Rory stared up at her. His glasses were askew. He looked like he was looking at an alien. Or an angel.
"I... I think so," he squeaked.
Chelsea pushed herself up, brushing glass shards off her blazer. She checked him quickly-pupils equal, no bleeding. "You're fine. Just shock."
The students on the catwalk were shouting now, scrambling down ladders. The doors to the auditorium burst open as a teacher ran in.
Chelsea realized her mistake.
She had just executed a maneuver that belonged on a movie set, not in a high school auditorium. The "clumsy, invisible Chelsea" mask was shattered.
She quickly slumped her shoulders. She put a hand to her chest and forced her breathing to become erratic. She widened her eyes, feigning panic.
"Oh my god," she gasped, helping Rory up. "I just... I saw it falling and I just ran. I was so scared!"
Rory adjusted his glasses. He looked at the smashed light, then at Chelsea. There was a calculation in his eyes that belonged to a future genius.
"You moved really fast," he whispered. "The distance... it was impossible."
"Adrenaline," Chelsea said loudly, for the benefit of the approaching teacher. "My mom says I have a fight-or-flight reflex like a rabbit."

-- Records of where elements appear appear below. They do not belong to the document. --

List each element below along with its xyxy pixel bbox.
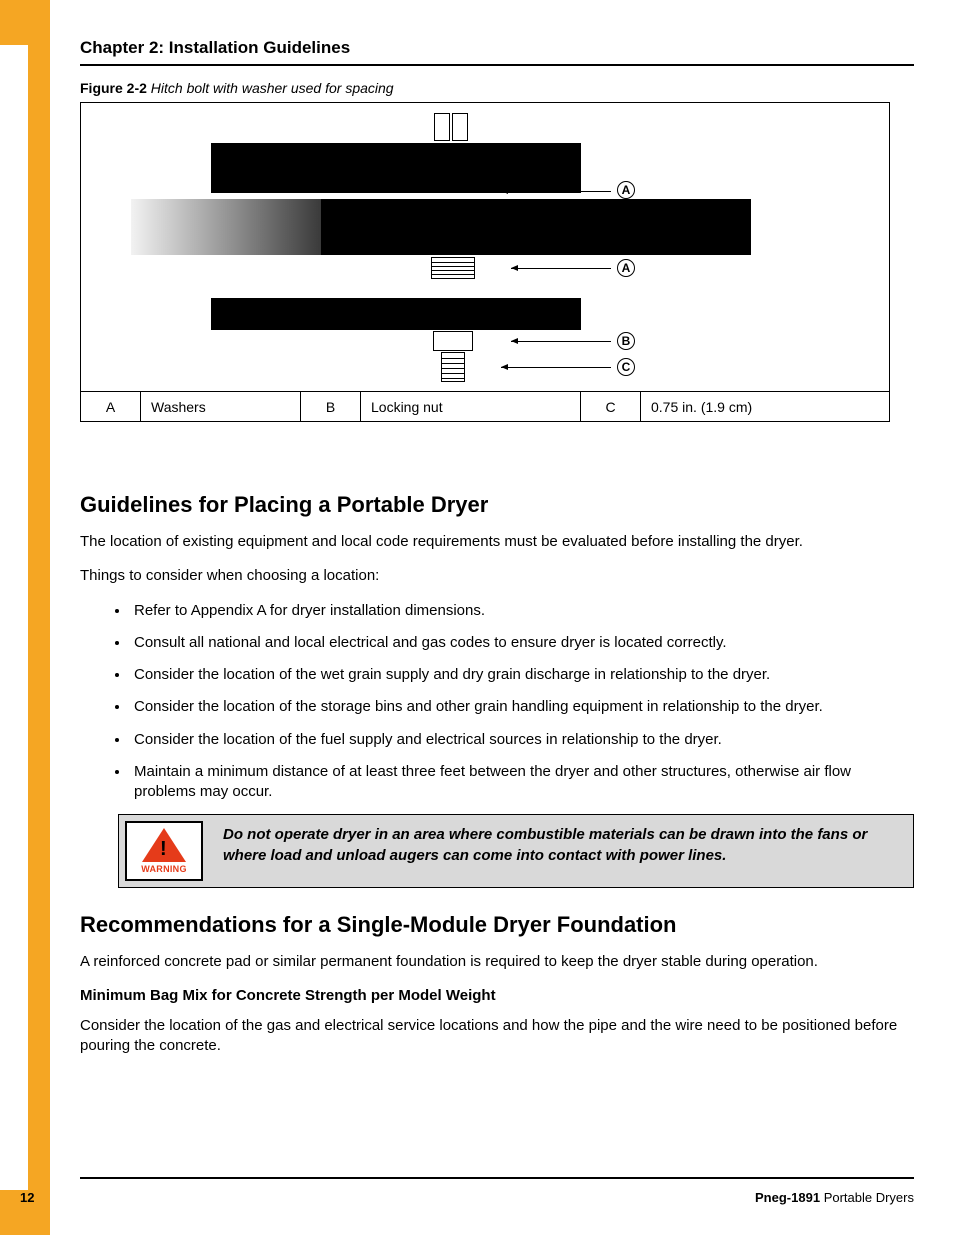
list-item: Consider the location of the fuel supply… [130,730,914,750]
beam-lower [211,298,581,330]
legend-val-b: Locking nut [361,392,581,421]
lead-b [511,341,611,342]
doc-id: Pneg-1891 Portable Dryers [755,1190,914,1205]
beam-mid [321,199,751,255]
bolt-thread [441,352,465,382]
callout-a2: A [617,259,635,277]
figure-box: A A B C A Washers B Locking nut C 0.75 i… [80,102,890,422]
figure-caption-text: Hitch bolt with washer used for spacing [151,80,394,96]
callout-a1: A [617,181,635,199]
section-foundation-p2: Consider the location of the gas and ele… [80,1016,914,1057]
section-guidelines-intro: The location of existing equipment and l… [80,532,914,552]
callout-c: C [617,358,635,376]
list-item: Consider the location of the storage bin… [130,697,914,717]
footer-rule [80,1177,914,1179]
beam-top [211,143,581,193]
legend-key-c: C [581,392,641,421]
warning-text: Do not operate dryer in an area where co… [209,815,913,887]
figure-legend: A Washers B Locking nut C 0.75 in. (1.9 … [81,391,889,421]
page-footer: 12 Pneg-1891 Portable Dryers [20,1190,914,1205]
page-number: 12 [20,1190,34,1205]
callout-b: B [617,332,635,350]
doc-code: Pneg-1891 [755,1190,820,1205]
section-foundation-p1: A reinforced concrete pad or similar per… [80,952,914,972]
warning-triangle-icon [142,828,186,862]
figure-label: Figure 2-2 [80,80,147,96]
margin-bar-top [0,0,50,45]
guidelines-list: Refer to Appendix A for dryer installati… [80,601,914,803]
page-content: Chapter 2: Installation Guidelines Figur… [80,38,914,1070]
list-item: Consider the location of the wet grain s… [130,665,914,685]
legend-key-b: B [301,392,361,421]
chapter-title: Chapter 2: Installation Guidelines [80,38,914,66]
lead-a2 [511,268,611,269]
list-item: Consult all national and local electrica… [130,633,914,653]
bolt-head-left [434,113,450,141]
washer-stack [431,257,475,279]
warning-icon: WARNING [125,821,203,881]
legend-val-a: Washers [141,392,301,421]
list-item: Maintain a minimum distance of at least … [130,762,914,803]
legend-key-a: A [81,392,141,421]
locking-nut [433,331,473,351]
section-guidelines-lead: Things to consider when choosing a locat… [80,566,914,586]
doc-title: Portable Dryers [824,1190,914,1205]
section-guidelines-title: Guidelines for Placing a Portable Dryer [80,492,914,518]
warning-box: WARNING Do not operate dryer in an area … [118,814,914,888]
section-foundation-sub: Minimum Bag Mix for Concrete Strength pe… [80,987,914,1004]
beam-grad [131,199,321,255]
list-item: Refer to Appendix A for dryer installati… [130,601,914,621]
warning-icon-cell: WARNING [119,815,209,887]
legend-val-c: 0.75 in. (1.9 cm) [641,392,889,421]
margin-bar [28,0,50,1235]
section-foundation-title: Recommendations for a Single-Module Drye… [80,912,914,938]
bolt-head-right [452,113,468,141]
figure-caption: Figure 2-2 Hitch bolt with washer used f… [80,80,914,96]
hitch-bolt-diagram: A A B C [81,103,889,391]
warning-label: WARNING [141,864,187,874]
lead-a1 [501,191,611,192]
lead-c [501,367,611,368]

She gave him a shaky smile. "I'm just glad you're okay, Rory."
He nodded slowly, blushing a furious red. "Thanks, Chelsea. You... you saved my life."

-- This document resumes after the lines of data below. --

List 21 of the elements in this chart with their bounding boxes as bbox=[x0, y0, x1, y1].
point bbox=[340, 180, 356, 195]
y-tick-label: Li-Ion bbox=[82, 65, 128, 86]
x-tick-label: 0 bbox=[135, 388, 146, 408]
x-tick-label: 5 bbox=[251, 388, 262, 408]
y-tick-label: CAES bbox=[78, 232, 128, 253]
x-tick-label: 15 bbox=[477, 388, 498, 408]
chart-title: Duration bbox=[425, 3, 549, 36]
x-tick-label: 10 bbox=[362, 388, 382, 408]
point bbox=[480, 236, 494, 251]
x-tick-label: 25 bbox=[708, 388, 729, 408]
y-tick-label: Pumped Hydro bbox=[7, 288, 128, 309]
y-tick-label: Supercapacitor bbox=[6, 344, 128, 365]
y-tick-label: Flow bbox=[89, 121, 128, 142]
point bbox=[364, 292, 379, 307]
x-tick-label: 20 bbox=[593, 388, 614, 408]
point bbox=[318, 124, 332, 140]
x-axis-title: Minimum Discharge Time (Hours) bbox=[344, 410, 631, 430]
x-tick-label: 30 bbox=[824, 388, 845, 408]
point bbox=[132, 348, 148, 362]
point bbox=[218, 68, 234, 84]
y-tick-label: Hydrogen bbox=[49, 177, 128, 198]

"Don't mention it," she said. "Literally. Please don't make a big deal out of it."
She turned to leave before the interrogation began.
As she walked up the aisle, she felt a prickle on the back of her neck. The sensation of being watched.
She glanced up toward the balcony level, where the shadows were deepest.
A figure stood there. Tall. Broad shoulders.
He was just a silhouette, but she saw the glint of eyes watching her. Studying her.
Chelsea shivered, but not from cold. She hurried out of the auditorium, clutching her bag.